If I heard someone say “My thumb be hurting”, I would translate that into “My thumb has always been hurting.”

So it would make sense for the man to have said, “My thumb be hurting” if asked about his medical history. (But even then, it would be very weird. I’d expect him to say “My thumb been hurting” before “My thumb be hurting”).

That’s why “My thumb be hurting!” doesn’t make any sense as a declaration of urgency.

See, look, Clock. This is the rest of Webbie’s line:

“Sometimes you be trippin’ be forgetting what we have
And when it comes to fuck ups baby, you done had your share
Yeah, you be forgettin that
and the reason why you sittin where
you sittin at”

And Gambino’s whole song is talkin’ about how he “be on that other shit”…the whole song is talking about ways he is always on some other shit.

Yes! He didn’t trip one time and stop! He keeps trippin over this girl! He keeps slippin’ over this girl! And his friends keep having the thoughts that their friend is trippin and slippin’!

Look at the line, “what typa drinks you be sippin” THAT LINE SHOULD HELP YOU.

And as a lifelong resident of a pocket of Appalachia isolated from large cities, you are going to have to take me at my word for what I’ve seen and heard here. Kids pick up phrases from pop culture and incorporate them into daily speak. I grew up with primarily mixed kids who identified more strongly with black culture, but having limited contact with the all-black community means they often too cues from music, sports, and movies. It isn’t just a few sheltered white folk who think that the “be” convention is common, sheltered black kids screw it up, too, in an attempt to embrace the identity they prefer. Dismiss that silly song and wipe out a minor cultural artifact that bleeds into language today and will (mark my words) make it into Linguistics class if it hasn’t already.

I probably shouldn’t have referred to the songs at all. The crux of my argument was:

[QUOTE=AClockworkMelon]
It’s trivial to say “he wasn’t referring to the pain his thumb was in at that moment, but rather the pain it had been in for the last few days.”
[/quote]
Monstro’s post kind of addressed that by implying that the way to check is by seeing if you can swap out “be” for “always” without changing a sentence’s intended meaning. Does that mean a black person would never say, for example, “You be tripping” to a person they’re meeting/hearing about for the first time? Would the universe fold in on itself if they did?

You are really really stretching. She is “habitually” sippin?

How about (from Mac Miller):

But sometimes I be feelin’ like a needle to these young kids

Is he saying that he “habitually” feels like a needle? Or that he “sometimes” does? Because the two don’t work together.

Well, sigh. I would say it if I thought they are the type to trip often. Put it this way, If you met someone new, and they did something stupid, would you say to them “Wow, you really do dumb stuff”?

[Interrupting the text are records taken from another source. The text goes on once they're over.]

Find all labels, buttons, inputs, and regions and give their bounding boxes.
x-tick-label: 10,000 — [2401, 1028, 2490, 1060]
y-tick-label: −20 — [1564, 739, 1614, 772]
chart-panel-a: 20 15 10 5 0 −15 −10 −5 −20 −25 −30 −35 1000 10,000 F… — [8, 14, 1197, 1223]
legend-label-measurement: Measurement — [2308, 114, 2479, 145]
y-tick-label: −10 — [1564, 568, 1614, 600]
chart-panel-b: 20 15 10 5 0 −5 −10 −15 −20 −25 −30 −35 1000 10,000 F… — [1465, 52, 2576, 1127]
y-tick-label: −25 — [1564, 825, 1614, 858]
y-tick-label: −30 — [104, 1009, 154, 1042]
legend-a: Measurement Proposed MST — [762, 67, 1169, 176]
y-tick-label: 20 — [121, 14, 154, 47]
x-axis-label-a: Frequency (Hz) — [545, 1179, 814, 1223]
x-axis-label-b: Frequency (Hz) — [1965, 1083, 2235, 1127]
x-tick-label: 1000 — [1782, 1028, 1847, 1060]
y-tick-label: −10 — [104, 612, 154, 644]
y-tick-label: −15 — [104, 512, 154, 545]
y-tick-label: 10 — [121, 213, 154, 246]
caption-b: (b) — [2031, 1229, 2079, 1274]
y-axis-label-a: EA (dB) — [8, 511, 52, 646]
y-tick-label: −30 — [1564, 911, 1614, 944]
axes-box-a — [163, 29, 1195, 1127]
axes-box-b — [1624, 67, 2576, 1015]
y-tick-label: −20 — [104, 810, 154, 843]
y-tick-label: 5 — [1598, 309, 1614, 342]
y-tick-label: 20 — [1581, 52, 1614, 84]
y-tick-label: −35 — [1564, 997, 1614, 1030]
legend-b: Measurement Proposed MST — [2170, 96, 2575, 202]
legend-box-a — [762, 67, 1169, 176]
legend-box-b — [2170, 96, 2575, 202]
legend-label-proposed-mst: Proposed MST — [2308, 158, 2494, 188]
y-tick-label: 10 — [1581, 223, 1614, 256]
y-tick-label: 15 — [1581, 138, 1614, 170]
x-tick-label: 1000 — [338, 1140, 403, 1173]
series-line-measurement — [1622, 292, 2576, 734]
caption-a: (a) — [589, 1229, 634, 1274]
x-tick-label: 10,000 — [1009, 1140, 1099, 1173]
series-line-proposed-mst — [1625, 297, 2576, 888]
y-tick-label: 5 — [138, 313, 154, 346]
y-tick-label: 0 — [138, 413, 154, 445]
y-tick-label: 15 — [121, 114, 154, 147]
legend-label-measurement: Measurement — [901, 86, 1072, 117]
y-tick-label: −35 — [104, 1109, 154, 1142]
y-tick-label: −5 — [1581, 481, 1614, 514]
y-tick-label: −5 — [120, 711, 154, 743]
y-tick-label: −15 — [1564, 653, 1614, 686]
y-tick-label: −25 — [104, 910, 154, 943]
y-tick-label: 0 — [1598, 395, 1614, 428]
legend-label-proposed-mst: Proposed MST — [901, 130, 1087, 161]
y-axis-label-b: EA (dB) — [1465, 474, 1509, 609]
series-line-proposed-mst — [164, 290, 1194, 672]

Maybe or maybe not, right? But if you DID say that, it would mean you think they do dumb stuff regularly, not just that one time.

My guess is both thumb guy and dick guy had been hurting for quite some time before complaining and seeking help, and dick guy was just wisecracking to take down his embarrassment a notch.

No. I’m not reaching. I actually think I’M ABOUT TO HAVE A BREAKTHROUGH WITH YOU.

Listen. He said drinkS. Plural. So that means he CAN’T mean what kind of drink are you sipping right now. He isn’t drinking two drinks at the same time, Terr.

You are hung up on the word ‘habitual’ SOMETIMES works just as well!

Should I try it out and see? I’m feeling kind of reckless, and this universe is kinda going to hell.

You don’t need to get to a breakthrough. I understand that the Ebonics grammar may favor the turn of phrase that you’re trying to explain. What I am amazed at is your insistence that all Ebonics users follow that, and none of them could possibly use the verb differently than your “accepted” use. That kind of absolutism is ridiculous. Native English speakers constantly mangle English grammar. Why you think that Ebonics speakers cannot possibly mangle Ebonics grammar is puzzling.